# WORK In PROGRESS Convert EHR data to format used in this repo

This repository comes with a [sample dataset](../data-synthetic/ed_visits.csv) of ED visits, which are saved in a particular format. You'll see that each row has a snapshot_date and prediction_time. When combined, these identify a moment in time, during a patient's visit to the Emergency Department, at which we accessed everything known about them up to that point. In the row, information about the visit appears in summary form. For example, there are columns for visited_majors and visited_resus, as well as a current_location_type. One visit may have multiple rows, and there data about a given visit is repeated. 

This structure is very different from a Electronic Health Record data warehouse or Patient Adminisration System, which would usually have relational structure where information is not repeated. 

However, this structure is necessary for developing a predictive model of admission. To train our models, we must mimic the situation that would appear when making a prediction about a real visit that hasn't ended yet. We therefore need our dataset to look as if visits are unfinished. 

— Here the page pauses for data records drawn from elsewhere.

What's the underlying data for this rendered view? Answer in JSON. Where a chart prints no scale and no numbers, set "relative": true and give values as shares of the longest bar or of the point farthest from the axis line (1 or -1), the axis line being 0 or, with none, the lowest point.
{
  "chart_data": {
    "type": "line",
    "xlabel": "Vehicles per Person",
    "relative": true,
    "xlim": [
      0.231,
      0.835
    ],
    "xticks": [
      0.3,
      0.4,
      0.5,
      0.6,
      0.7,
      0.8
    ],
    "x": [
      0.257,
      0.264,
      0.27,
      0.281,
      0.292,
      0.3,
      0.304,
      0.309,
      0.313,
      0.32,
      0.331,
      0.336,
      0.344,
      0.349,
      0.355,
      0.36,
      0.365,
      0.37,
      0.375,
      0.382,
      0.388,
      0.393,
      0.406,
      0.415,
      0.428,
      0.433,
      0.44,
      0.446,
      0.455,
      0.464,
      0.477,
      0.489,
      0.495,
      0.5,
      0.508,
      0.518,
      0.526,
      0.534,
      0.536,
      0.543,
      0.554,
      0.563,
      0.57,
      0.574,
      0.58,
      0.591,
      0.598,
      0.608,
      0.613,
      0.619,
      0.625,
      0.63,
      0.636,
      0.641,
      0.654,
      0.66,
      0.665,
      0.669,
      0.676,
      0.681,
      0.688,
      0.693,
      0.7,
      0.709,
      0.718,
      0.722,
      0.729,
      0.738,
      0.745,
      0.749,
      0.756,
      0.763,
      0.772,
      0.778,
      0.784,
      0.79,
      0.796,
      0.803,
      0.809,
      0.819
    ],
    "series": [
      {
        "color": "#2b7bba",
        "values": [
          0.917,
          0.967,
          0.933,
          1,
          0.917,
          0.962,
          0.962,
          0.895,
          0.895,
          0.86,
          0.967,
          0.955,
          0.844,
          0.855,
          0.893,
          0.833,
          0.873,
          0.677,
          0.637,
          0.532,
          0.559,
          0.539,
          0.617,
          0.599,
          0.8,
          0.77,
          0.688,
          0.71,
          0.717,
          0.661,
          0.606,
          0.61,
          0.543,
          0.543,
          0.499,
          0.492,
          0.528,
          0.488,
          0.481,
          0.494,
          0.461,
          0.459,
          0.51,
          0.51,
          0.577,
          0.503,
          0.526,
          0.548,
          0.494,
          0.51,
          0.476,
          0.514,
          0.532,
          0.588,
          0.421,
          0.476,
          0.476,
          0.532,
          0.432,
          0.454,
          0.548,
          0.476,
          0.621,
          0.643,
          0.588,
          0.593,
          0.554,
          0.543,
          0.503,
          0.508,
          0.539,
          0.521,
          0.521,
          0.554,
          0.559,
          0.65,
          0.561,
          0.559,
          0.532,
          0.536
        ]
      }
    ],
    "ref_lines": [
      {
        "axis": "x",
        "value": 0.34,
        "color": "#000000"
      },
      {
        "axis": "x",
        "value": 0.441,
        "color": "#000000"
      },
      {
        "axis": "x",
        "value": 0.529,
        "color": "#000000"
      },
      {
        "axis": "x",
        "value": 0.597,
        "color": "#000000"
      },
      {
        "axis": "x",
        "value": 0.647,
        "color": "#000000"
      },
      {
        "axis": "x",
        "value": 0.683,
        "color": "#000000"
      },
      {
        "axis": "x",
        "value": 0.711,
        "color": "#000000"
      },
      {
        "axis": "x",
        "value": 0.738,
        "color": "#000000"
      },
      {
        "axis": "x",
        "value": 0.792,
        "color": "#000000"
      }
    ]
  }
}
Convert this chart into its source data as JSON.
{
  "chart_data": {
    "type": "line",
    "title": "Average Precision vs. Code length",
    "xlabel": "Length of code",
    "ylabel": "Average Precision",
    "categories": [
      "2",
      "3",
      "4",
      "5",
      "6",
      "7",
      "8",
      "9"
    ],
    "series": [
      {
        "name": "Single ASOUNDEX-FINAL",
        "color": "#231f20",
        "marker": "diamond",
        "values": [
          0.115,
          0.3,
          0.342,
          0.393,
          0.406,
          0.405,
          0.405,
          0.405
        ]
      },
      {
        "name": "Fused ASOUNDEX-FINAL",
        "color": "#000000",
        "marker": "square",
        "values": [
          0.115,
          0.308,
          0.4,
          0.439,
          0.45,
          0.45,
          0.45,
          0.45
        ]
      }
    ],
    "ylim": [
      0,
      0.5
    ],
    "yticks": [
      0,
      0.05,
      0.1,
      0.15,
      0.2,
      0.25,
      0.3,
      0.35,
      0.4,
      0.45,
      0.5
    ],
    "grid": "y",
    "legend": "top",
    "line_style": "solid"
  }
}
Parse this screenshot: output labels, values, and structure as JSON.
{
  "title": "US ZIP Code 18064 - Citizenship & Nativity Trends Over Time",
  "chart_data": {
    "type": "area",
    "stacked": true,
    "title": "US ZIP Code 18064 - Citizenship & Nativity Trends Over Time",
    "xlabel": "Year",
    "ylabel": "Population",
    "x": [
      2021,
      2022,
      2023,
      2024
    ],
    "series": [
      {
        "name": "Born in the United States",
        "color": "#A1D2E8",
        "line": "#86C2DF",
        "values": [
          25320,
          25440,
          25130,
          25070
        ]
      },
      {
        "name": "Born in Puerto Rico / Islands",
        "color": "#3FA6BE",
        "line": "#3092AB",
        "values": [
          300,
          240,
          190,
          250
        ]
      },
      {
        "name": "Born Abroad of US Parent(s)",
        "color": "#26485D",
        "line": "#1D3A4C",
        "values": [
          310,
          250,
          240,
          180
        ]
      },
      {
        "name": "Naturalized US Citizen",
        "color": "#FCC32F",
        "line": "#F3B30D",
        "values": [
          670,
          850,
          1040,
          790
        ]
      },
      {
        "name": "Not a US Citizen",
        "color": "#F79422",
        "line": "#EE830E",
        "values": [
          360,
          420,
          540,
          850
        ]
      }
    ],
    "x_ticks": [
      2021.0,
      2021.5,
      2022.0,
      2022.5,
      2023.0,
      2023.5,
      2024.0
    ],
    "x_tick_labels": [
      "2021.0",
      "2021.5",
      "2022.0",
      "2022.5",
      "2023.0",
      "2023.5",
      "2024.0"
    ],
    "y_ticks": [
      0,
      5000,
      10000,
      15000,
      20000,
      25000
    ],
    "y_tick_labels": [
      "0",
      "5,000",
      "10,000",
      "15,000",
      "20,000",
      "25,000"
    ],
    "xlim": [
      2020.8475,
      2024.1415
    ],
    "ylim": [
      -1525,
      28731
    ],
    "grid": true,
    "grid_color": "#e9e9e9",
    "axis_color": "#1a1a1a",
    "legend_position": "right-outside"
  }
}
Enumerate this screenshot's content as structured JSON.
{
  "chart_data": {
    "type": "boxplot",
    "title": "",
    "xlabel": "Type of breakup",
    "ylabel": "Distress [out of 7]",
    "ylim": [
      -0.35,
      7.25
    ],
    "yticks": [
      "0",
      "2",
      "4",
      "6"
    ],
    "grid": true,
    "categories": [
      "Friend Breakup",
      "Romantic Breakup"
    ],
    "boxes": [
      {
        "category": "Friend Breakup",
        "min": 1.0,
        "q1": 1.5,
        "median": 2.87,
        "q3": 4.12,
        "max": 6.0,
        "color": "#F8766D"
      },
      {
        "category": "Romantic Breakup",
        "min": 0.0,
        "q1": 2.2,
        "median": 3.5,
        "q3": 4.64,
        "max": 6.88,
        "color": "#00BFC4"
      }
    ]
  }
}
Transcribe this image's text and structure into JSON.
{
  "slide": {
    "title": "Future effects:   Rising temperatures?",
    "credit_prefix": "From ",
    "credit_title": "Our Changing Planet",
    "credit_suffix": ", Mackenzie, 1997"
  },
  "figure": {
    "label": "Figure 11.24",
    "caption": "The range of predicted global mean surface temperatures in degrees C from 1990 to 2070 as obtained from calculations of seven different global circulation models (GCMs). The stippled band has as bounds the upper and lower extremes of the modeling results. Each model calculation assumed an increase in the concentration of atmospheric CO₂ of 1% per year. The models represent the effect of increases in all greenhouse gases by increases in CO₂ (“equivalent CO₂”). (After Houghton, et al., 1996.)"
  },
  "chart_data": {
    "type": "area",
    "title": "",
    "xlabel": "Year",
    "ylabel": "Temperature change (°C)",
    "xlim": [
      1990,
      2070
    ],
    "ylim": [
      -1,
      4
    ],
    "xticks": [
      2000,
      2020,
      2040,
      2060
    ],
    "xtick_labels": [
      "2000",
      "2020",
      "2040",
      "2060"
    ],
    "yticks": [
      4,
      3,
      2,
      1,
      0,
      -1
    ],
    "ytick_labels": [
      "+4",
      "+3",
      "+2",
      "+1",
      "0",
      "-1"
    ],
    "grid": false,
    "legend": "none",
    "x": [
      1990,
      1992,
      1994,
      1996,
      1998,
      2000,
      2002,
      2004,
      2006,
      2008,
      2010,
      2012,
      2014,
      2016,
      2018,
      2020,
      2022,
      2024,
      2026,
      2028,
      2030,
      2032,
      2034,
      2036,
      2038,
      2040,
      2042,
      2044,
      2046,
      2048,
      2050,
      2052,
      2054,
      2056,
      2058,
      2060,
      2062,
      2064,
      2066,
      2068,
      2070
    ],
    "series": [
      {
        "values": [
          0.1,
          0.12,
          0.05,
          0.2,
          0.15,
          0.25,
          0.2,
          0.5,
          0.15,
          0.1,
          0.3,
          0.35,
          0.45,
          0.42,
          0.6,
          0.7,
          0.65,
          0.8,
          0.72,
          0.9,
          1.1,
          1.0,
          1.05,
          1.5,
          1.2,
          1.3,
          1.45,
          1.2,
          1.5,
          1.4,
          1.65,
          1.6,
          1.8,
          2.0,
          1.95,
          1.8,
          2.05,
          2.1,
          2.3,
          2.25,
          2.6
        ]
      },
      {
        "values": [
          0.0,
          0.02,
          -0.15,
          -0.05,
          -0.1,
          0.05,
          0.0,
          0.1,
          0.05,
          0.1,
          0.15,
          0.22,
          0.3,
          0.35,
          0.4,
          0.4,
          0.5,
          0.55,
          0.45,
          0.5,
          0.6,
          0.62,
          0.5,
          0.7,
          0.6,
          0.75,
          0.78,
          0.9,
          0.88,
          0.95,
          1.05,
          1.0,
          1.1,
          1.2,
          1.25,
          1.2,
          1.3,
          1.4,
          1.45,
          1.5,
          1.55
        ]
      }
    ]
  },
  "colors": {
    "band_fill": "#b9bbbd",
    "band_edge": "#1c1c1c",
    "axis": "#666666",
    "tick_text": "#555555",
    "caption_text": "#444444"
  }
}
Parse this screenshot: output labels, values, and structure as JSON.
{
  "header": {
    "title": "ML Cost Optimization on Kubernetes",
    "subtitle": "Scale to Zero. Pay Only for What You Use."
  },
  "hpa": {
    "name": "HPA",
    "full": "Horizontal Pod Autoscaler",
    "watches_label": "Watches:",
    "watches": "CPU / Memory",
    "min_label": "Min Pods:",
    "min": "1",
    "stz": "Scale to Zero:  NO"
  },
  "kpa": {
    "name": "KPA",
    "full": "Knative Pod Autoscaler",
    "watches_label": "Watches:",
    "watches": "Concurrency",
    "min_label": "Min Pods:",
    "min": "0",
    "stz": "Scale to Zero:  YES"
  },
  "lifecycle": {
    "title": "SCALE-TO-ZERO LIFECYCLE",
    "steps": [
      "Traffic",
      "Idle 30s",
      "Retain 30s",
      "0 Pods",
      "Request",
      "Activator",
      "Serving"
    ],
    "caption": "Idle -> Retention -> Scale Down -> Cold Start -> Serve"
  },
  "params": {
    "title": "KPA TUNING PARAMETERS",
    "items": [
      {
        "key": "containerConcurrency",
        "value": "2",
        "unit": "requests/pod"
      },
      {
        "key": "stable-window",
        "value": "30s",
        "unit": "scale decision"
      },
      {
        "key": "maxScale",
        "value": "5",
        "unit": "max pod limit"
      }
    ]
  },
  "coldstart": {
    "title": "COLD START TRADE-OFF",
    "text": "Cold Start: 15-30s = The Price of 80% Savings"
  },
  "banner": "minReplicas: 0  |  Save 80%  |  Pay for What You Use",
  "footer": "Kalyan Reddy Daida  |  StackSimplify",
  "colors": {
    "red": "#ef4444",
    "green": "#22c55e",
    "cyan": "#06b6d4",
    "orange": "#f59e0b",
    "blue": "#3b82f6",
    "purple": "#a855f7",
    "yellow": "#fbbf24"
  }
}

This notebooks suggests how you might turn our own EHR or PAS data into the structure required. 

In [1]:
# Reload functions every time
%load_ext autoreload 
%autoreload 2

## DB connection script

In [2]:
# An example of how to set up database connection (NOT RUN)
from sqlalchemy import create_engine
from sqlalchemy.orm import sessionmaker

def get_credentials():
    with open('../../secret-emap', 'r') as file:
        username = file.readline().strip()
        password = file.readline().strip()
        database_host = file.readline().strip()
        database_name = file.readline().strip()
        database_port = file.readline().strip()
        return username, password, database_host, database_name, database_port

# Get credentials from secret file
username, password, database_host, database_name, database_port = get_credentials()

# Database connection URL
DATABASE_URL = f"postgresql://{username}:{password}@{database_host}:{database_port}/{database_name}"

# Create engine
engine = create_engine(DATABASE_URL)

## Retrieve the data

In the cell below I'm doing some housekeeping to tell the notebook where to find the config file and loading some functions that will mask the real data (by hashing the csn visit number, and shifting dates into the future) so that no patient identifiers are revealed

In [28]:
from patientflow.mask import hash_csn, shift_dates
from patientflow.load import set_project_root
project_root = set_project_root()

from patientflow.load import set_file_paths
from patientflow.load import load_config_file
from datetime import timedelta


# set file paths
data_folder_name = 'data-public'
data_file_path = project_root / data_folder_name

data_file_path, _, _, config_path = set_file_paths(project_root, 
               data_folder_name=data_folder_name)

# load params
params = load_config_file(project_root / 'config-uclh.yaml')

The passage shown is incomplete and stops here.